Artikel 7:96 WVV regelt de belangenconflictprocedure voor bestuurders die een rechtstreeks of onrechtstreeks vermogensrechtelijk belang (kunnen) hebben dat strijdig is met een belang van de vennootschap. In principe is deze regeling niet van toepassing op beslissingen die behoren tot de bevoegdheid van de algemene vergadering, zoals de inkoop van eigen aandelen. Aandeelhouders beschikken over de mogelijkheid om deel te nemen aan de algemene vergadering en worden op die manier beschermd tegen belangenconflicten. De finale beslissing om een inkoop van eigen aandelen te doen, ligt bij de algemene vergadering, waardoor het gevaar op een schending van de belangen van de vennootschap door een bestuurder verdwijnt of tenminste wordt geminimaliseerd. Toch werd in een rechtszaak voor de Antwerpse ondernemingsrechtbank (1) en nadien het Antwerpse Hof van Beroep (2) (eind 2022) een schending van de belangenconflictprocedure ingeroepen om de nietigheid van een overeenkomst tot inkoop van eigen aandelen te vorderen.

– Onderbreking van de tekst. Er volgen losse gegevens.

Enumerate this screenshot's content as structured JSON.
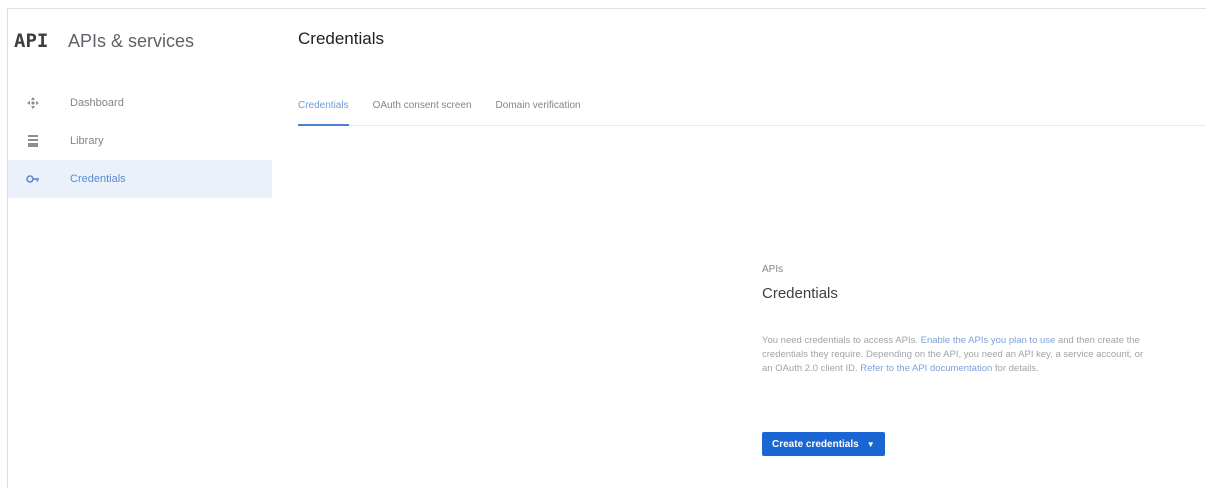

Wat wordt verstaan onder “belangenconflictprocedure” en “inkoop van eigen aandelen”?
Een belangenconflict in de zin van artikel 7:96 WVV kan zich voordoen wanneer een bestuurder bepaalde persoonlijke en vermogensrechtelijke belangen heeft die niet verenigbaar zijn met de belangen van de onderneming waarin de bestuurder actief is. Het is bijvoorbeeld mogelijk dat een bestuurder een garage die tot zijn eigendom behoort, ter beschikking wil stellen aan de vennootschap onder een huurcontract. De bestuurder heeft in zo’n geval belang bij een hoge huurprijs, maar voor de onderneming is een lage huurprijs beter. In deze situaties is het bestuursorgaan er wettelijk toe verplicht de procedure uit artikel 7:96 toe te passen. Vooral belangrijk daarbij is dat de bestuurder met het belangenconflict niet deelneemt aan de beslissingen en/of de stemmingen. Als de belangenconflictprocedure niet wordt gevolgd, kan de transactie nietig verklaard worden.

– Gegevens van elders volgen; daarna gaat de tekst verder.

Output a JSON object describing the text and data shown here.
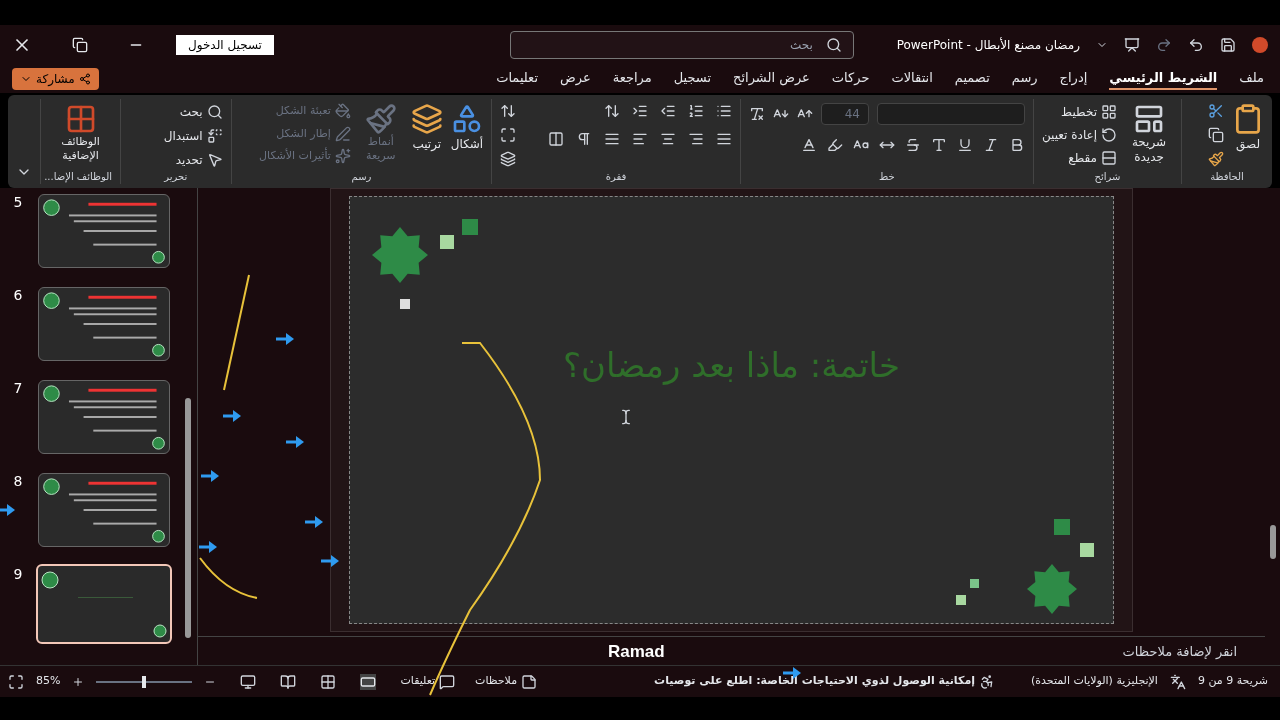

Een inkoop van eigen aandelen spreekt voor zichzelf – een vennootschap koopt dan zelf uitgegeven aandelen aan van haar eigen aandeelhouders. De procedure is geregeld in artikel 5:145 WVV voor de BV en in artikel 7:215 WVV voor de NV. Voordat een inkoop van eigen aandelen kan gebeuren, moeten de nodige liquiditeits- en/of nettoactieftesten gebeuren. De toepassing van deze techniek kan verschillende redenen hebben: het uitkopen van een aandeelhouder, het oplossen van een debet rekening-courant, het aanbieden van aandelen aan werknemers, …

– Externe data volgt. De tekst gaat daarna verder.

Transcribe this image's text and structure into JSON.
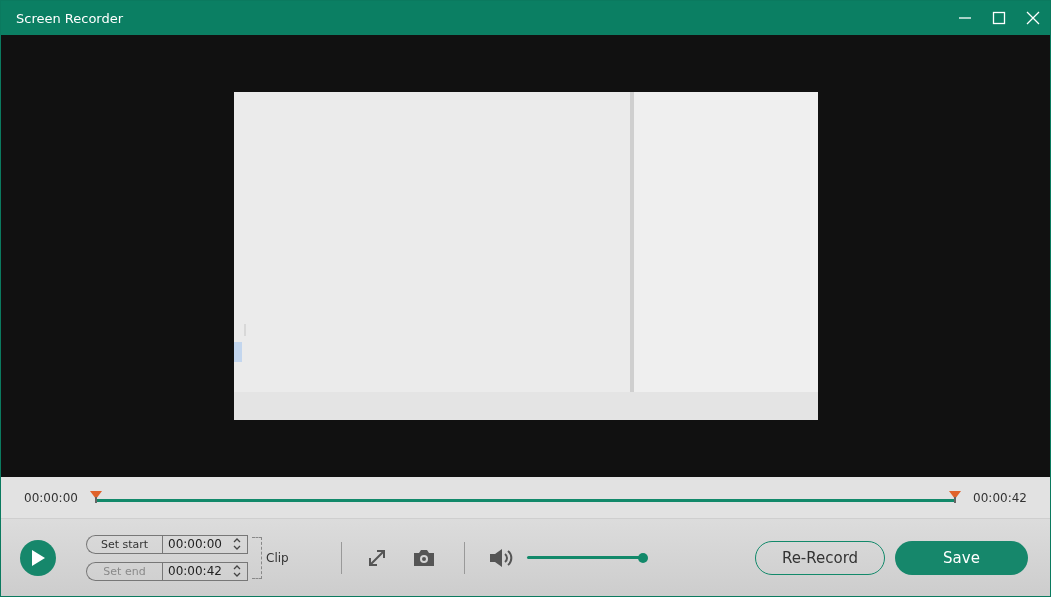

Kan men onderuit geraken aan een inkoop van eigen aandelen door zich te beroepen op een miskenning van de belangenconflictprocedure?
Stel je voor dat een NV een overeenkomst afsluit met één van haar aandeelhouders (die tevens bestuurder is), en een derde vennootschap (gelieerd aan diezelfde aandeelhouder), om de aandelen van deze twee personen terug in te kopen. De procedure van artikel 7:96 WVV wordt niet toegepast. Omdat de betreffende aandeelhouder eveneens bestuurder is in de onderneming, is er sprake van een vermogensrechtelijk belangenconflict. De NV zou de transactie tot inkoop van eigen aandelen graag vermijden, en roept om die reden in dat de inkoop nietig is vanwege de niet-naleving van de belangenconflictprocedure. Deze situatie heeft zich voorgedaan in een zaak die verscheen voor de Antwerpse ondernemingsrechtbank en nadien in beroep voor het Antwerpse Hof van Beroep. De belangrijkste vraag die hier werd gesteld, is of de belangenconflictprocedure van toepassing zou kunnen zijn op de procedure tot inkoop van eigen aandelen.
Beslissingen die behoren tot de bevoegdheid van de algemene vergadering.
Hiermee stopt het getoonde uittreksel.